A Town Like Alice, by Nevil Shute

I first heard of Nevil Shute when I was in elementary school
and tried (and failed) to read On The Beach under the mistaken
impression that it was a science fiction novel. Whatever else it was, it
was completely over my head.

I first heard of A Town Like Alice when they made a
mini-series out of it on national TV, many, many years ago (the
mid-1970’s, maybe)? I didn’t watch it, though my parents did, and I saw
snippets. I knew it took place in Australia, and somehow I got the idea
that it was about a convict, a woman who had been transported to
Australia and was having to work as a housemaid. Possibly I’m conflating
two different TV spectaculars, but that’s how it stuck in my memory.

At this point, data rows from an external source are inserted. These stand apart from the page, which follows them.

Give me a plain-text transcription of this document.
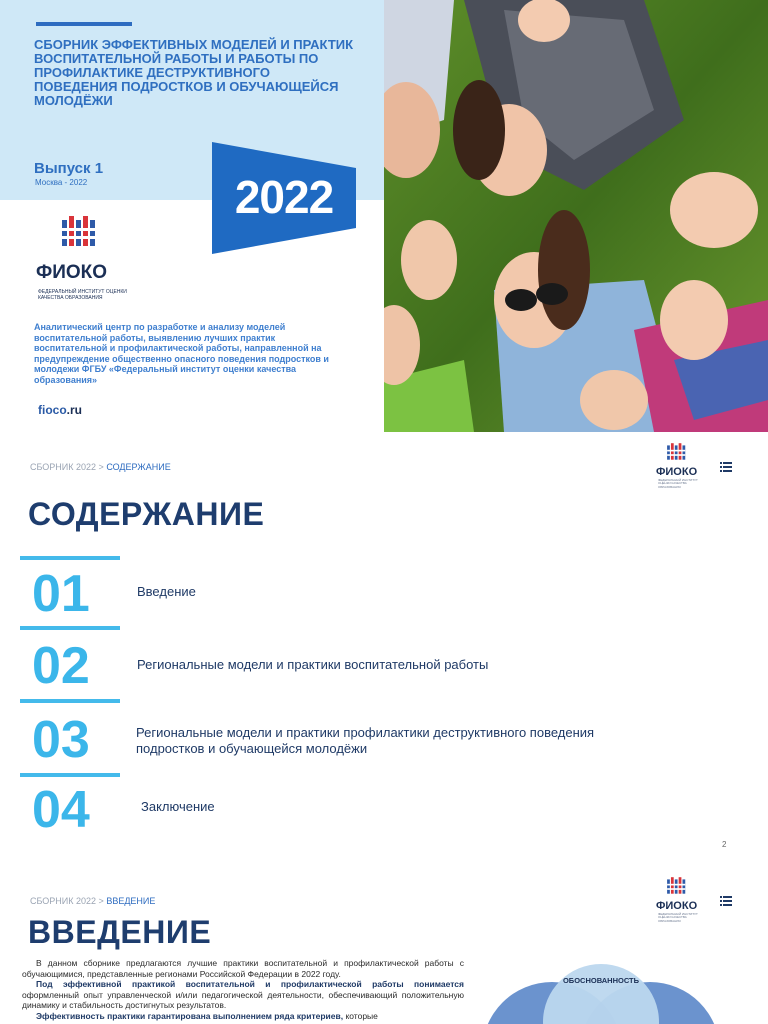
СБОРНИК ЭФФЕКТИВНЫХ МОДЕЛЕЙ И ПРАКТИК ВОСПИТАТЕЛЬНОЙ РАБОТЫ И РАБОТЫ ПО ПРОФИЛАКТИКЕ ДЕСТРУКТИВНОГО ПОВЕДЕНИЯ ПОДРОСТКОВ И ОБУЧАЮЩЕЙСЯ МОЛОДЁЖИ
Выпуск 1
Москва - 2022	2022
ФИОКО
ФЕДЕРАЛЬНЫЙ ИНСТИТУТ ОЦЕНКИ КАЧЕСТВА ОБРАЗОВАНИЯ
Аналитический центр по разработке и анализу моделей воспитательной работы, выявлению лучших практик воспитательной и профилактической работы, направленной на предупреждение общественно опасного поведения подростков и молодежи ФГБУ «Федеральный институт оценки качества образования»
fioco.ru
СБОРНИК 2022 > СОДЕРЖАНИЕ	ФИОКО
ФЕДЕРАЛЬНЫЙ ИНСТИТУТ ОЦЕНКИ КАЧЕСТВА ОБРАЗОВАНИЯ
СОДЕРЖАНИЕ
01	Введение
02	Региональные модели и практики воспитательной работы
03	Региональные модели и практики профилактики деструктивного поведения подростков и обучающейся молодёжи
04	Заключение
2
СБОРНИК 2022 > ВВЕДЕНИЕ	ФИОКО
ФЕДЕРАЛЬНЫЙ ИНСТИТУТ ОЦЕНКИ КАЧЕСТВА ОБРАЗОВАНИЯ
ВВЕДЕНИЕ

В данном сборнике предлагаются лучшие практики воспитательной и профилактической работы с обучающимися, представленные регионами Российской Федерации в 2022 году.

Под эффективной практикой воспитательной и профилактической работы понимается оформленный опыт управленческой и/или педагогической деятельности, обеспечивающий положительную динамику и стабильность достигнутых результатов.

Эффективность практики гарантирована выполнением ряда критериев, которые

ОБОСНОВАННОСТЬ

I didn’t put the two names together, or contemplate reading
A Town Like Alice, until
Ian Hamet wrote me a note and suggested
that as I was going to Australia I should give Nevil Shute a try. I’m a
history buff, I thought to myself, and A Town Like Alice is a
historical novel; and I’m going to Australia, and
A Town Like Alice is about Australia; and most likely I’ll
find a copy of it there.

And in fact, though I looked for it in several of the bookstores I
visited, I didn’t see anything by Shute at all while I was in Australia.
Go figure. But I found a copy shortly after I got back to the States,
and opened it, and finally stayed up late to finish it, which was a
really bad idea given my jet lag, but was satisfying none the less. And
this, even though everything I knew about the book was wrong.

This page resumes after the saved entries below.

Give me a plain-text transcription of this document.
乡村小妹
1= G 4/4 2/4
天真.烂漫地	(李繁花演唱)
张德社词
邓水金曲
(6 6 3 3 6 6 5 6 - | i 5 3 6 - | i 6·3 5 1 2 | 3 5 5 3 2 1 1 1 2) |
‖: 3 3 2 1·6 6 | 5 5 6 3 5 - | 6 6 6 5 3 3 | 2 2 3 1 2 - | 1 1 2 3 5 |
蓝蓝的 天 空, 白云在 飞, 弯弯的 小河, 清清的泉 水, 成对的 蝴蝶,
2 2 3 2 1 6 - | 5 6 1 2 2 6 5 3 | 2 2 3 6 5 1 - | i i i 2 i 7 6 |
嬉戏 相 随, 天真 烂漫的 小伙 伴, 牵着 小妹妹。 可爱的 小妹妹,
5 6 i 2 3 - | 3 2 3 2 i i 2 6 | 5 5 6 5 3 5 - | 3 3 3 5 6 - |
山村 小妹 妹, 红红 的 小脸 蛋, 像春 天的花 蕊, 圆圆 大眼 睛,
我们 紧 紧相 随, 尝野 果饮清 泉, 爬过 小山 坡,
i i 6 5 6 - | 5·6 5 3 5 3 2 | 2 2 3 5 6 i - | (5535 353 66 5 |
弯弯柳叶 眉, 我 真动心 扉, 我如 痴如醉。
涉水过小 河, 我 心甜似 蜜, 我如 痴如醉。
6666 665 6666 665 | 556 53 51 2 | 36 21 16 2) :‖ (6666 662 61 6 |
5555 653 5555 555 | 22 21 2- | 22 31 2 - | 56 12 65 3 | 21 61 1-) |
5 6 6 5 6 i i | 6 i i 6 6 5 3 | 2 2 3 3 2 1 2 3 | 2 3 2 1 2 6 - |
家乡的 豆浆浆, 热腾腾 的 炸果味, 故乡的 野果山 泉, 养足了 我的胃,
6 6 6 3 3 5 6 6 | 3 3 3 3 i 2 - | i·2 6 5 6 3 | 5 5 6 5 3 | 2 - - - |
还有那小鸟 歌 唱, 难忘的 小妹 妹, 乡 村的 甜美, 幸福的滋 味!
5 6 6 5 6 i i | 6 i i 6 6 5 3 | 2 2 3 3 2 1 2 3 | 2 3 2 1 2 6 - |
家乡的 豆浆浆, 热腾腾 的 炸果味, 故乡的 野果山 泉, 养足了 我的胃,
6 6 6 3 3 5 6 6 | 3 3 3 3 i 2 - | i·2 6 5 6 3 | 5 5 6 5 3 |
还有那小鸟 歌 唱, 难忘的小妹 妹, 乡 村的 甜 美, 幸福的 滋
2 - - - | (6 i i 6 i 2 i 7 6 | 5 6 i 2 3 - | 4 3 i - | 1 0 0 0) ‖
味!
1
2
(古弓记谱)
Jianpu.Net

It’s the story of an English woman named Jean Paget, and the action
begins during the second world war. Jean’s family has business
interests in Malaya, and after going to school in England she’s working
as a secretary in the company office there when the Japanese invade.
She’s captured and marched off to a POW camp with a
large group of other women and children–except that there is no camp to
receive them. Eventually, after many hardships and forced marches over a
good bit of Malaya, the surviving women, led by Jean, manage to settle
down in a village and wait out the war. During their marches, they
encounter an Australian POW named Joe Harman who’s being made to drive a
truck for the Japanese, and who helps the women out at the risk of his
own life.

Years later, when the war is over, Jean receives a legacy from a distant
relative, and becomes reasonably wealthy. She visits Malaya to say thank
you to the villagers who took her in–and while there discovers that Joe
Harman, a man she’d thought had been killed by the Japanese, is in fact
still alive, and everything changes for her.

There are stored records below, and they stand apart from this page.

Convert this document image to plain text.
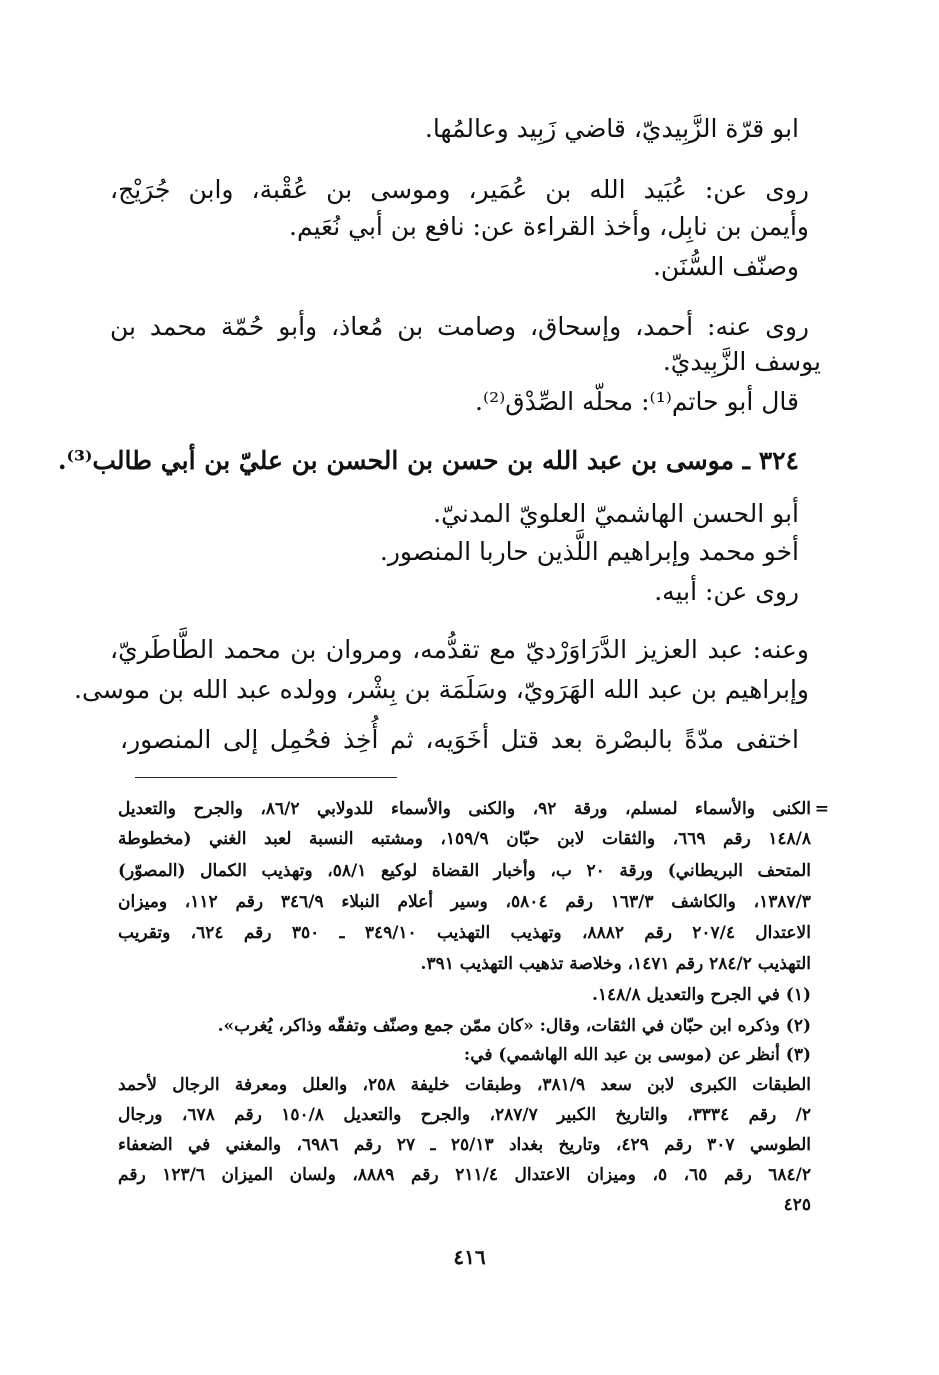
ابو قرّة الزَّبِيديّ، قاضي زَبِيد وعالمُها.
روى عن: عُبَيد الله بن عُمَير، وموسى بن عُقْبة، وابن جُرَيْج،
وأيمن بن نابِل، وأخذ القراءة عن: نافع بن أبي نُعَيم.
وصنّف السُّنَن.
روى عنه: أحمد، وإسحاق، وصامت بن مُعاذ، وأبو حُمّة محمد بن
يوسف الزَّبِيديّ.
قال أبو حاتم⁽¹⁾: محلّه الصِّدْق⁽²⁾.
٣٢٤ ـ موسى بن عبد الله بن حسن بن الحسن بن عليّ بن أبي طالب⁽³⁾.
أبو الحسن الهاشميّ العلويّ المدنيّ.
أخو محمد وإبراهيم اللَّذين حاربا المنصور.
روى عن: أبيه.
وعنه: عبد العزيز الدَّرَاوَرْديّ مع تقدُّمه، ومروان بن محمد الطَّاطَريّ،
وإبراهيم بن عبد الله الهَرَويّ، وسَلَمَة بن بِشْر، وولده عبد الله بن موسى.
اختفى مدّةً بالبصْرة بعد قتل أخَوَيه، ثم أُخِذ فحُمِل إلى المنصور،
=
الكنى والأسماء لمسلم، ورقة ٩٢، والكنى والأسماء للدولابي ٨٦/٢، والجرح والتعديل
١٤٨/٨ رقم ٦٦٩، والثقات لابن حبّان ١٥٩/٩، ومشتبه النسبة لعبد الغني (مخطوطة
المتحف البريطاني) ورقة ٢٠ ب، وأخبار القضاة لوكيع ٥٨/١، وتهذيب الكمال (المصوّر)
١٣٨٧/٣، والكاشف ١٦٣/٣ رقم ٥٨٠٤، وسير أعلام النبلاء ٣٤٦/٩ رقم ١١٢، وميزان
الاعتدال ٢٠٧/٤ رقم ٨٨٨٢، وتهذيب التهذيب ٣٤٩/١٠ ـ ٣٥٠ رقم ٦٢٤، وتقريب
التهذيب ٢٨٤/٢ رقم ١٤٧١، وخلاصة تذهيب التهذيب ٣٩١.
(١) في الجرح والتعديل ١٤٨/٨.
(٢) وذكره ابن حبّان في الثقات، وقال: «كان ممّن جمع وصنّف وتفقّه وذاكر، يُغرب».
(٣) أنظر عن (موسى بن عبد الله الهاشمي) في:
الطبقات الكبرى لابن سعد ٣٨١/٩، وطبقات خليفة ٢٥٨، والعلل ومعرفة الرجال لأحمد
٢/ رقم ٣٣٣٤، والتاريخ الكبير ٢٨٧/٧، والجرح والتعديل ١٥٠/٨ رقم ٦٧٨، ورجال
الطوسي ٣٠٧ رقم ٤٢٩، وتاريخ بغداد ٢٥/١٣ ـ ٢٧ رقم ٦٩٨٦، والمغني في الضعفاء
٦٨٤/٢ رقم ٦٥، ٥، وميزان الاعتدال ٢١١/٤ رقم ٨٨٨٩، ولسان الميزان ١٢٣/٦ رقم
٤٢٥
٤١٦
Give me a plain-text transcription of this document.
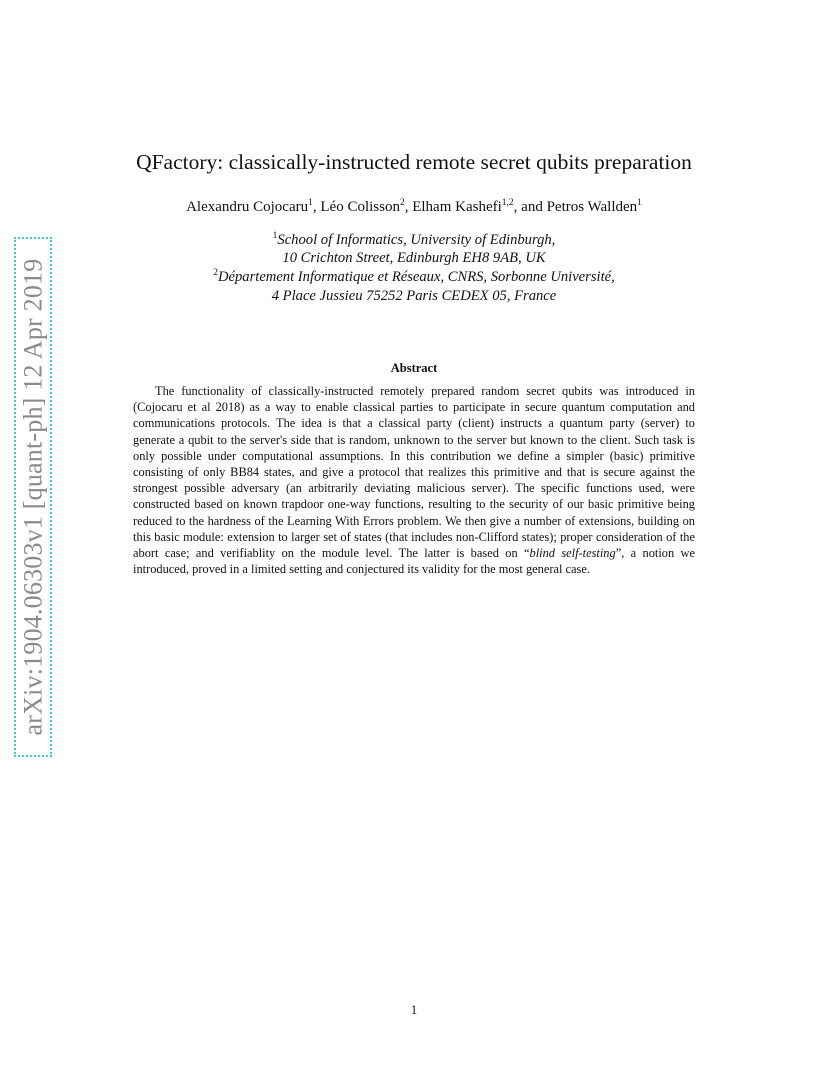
arXiv:1904.06303v1 [quant-ph] 12 Apr 2019
QFactory: classically-instructed remote secret qubits preparation
Alexandru Cojocaru$^1$, Léo Colisson$^2$, Elham Kashefi$^{1,2}$, and Petros Wallden$^1$
$^1$School of Informatics, University of Edinburgh,
10 Crichton Street, Edinburgh EH8 9AB, UK
$^2$Département Informatique et Réseaux, CNRS, Sorbonne Université,
4 Place Jussieu 75252 Paris CEDEX 05, France
Abstract
The functionality of classically-instructed remotely prepared random secret qubits was introduced in (Cojocaru et al 2018) as a way to enable classical parties to participate in secure quantum computation and communications protocols. The idea is that a classical party (client) instructs a quantum party (server) to generate a qubit to the server's side that is random, unknown to the server but known to the client. Such task is only possible under computational assumptions. In this contribution we define a simpler (basic) primitive consisting of only BB84 states, and give a protocol that realizes this primitive and that is secure against the strongest possible adversary (an arbitrarily deviating malicious server). The specific functions used, were constructed based on known trapdoor one-way functions, resulting to the security of our basic primitive being reduced to the hardness of the Learning With Errors problem. We then give a number of extensions, building on this basic module: extension to larger set of states (that includes non-Clifford states); proper consideration of the abort case; and verifiablity on the module level. The latter is based on “blind self-testing”, a notion we introduced, proved in a limited setting and conjectured its validity for the most general case.
1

It says something about the book that the plot I’ve summarized so far is
only part of the story; the best is yet to come, and I won’t spoil it for
you.

I’ve been trying to think what else to say about this book, other than
“Go find a copy and read it.” It’s a little slow getting started (though
not in a bad way), as the
story is narrated by the solicitor who is the executor of Jean Paget’s
legacy and it takes him a while to locate her and longer still for her to
begin to tell him her story. But once we’ve passed that, things take
off. I’m still pondering why Shute felt that the solicitor was necessary
to the story; he mostly serves to distance us from Jean Paget and Joe
Harman. Perhaps Shute simply felt that the horrors of war were still too
close to most people (the book was published in 1950), and that some
distance was needed. I dunno.

But the book works, and where it especially works is not the broad sweep
of the story but the little details along the way, especially the details
of frontier life in mid-20th-century Australia. (Rather like the Wild
West–and yet, very different.) I was especially
taken with the explanation of why Joe Harman didn’t die at the hands of
the Japanese–and it’s a great frustation to me, because if I tell you,
I’ll spoil it.

So.

Go find a copy and read it, or you’ll never know what poddy dodging is
all about.

3 thoughts on “A Town Like Alice, by Nevil Shute

  1. My favourite book in the entire world!
    did you get to visit the town in australia where jean stayed for a while?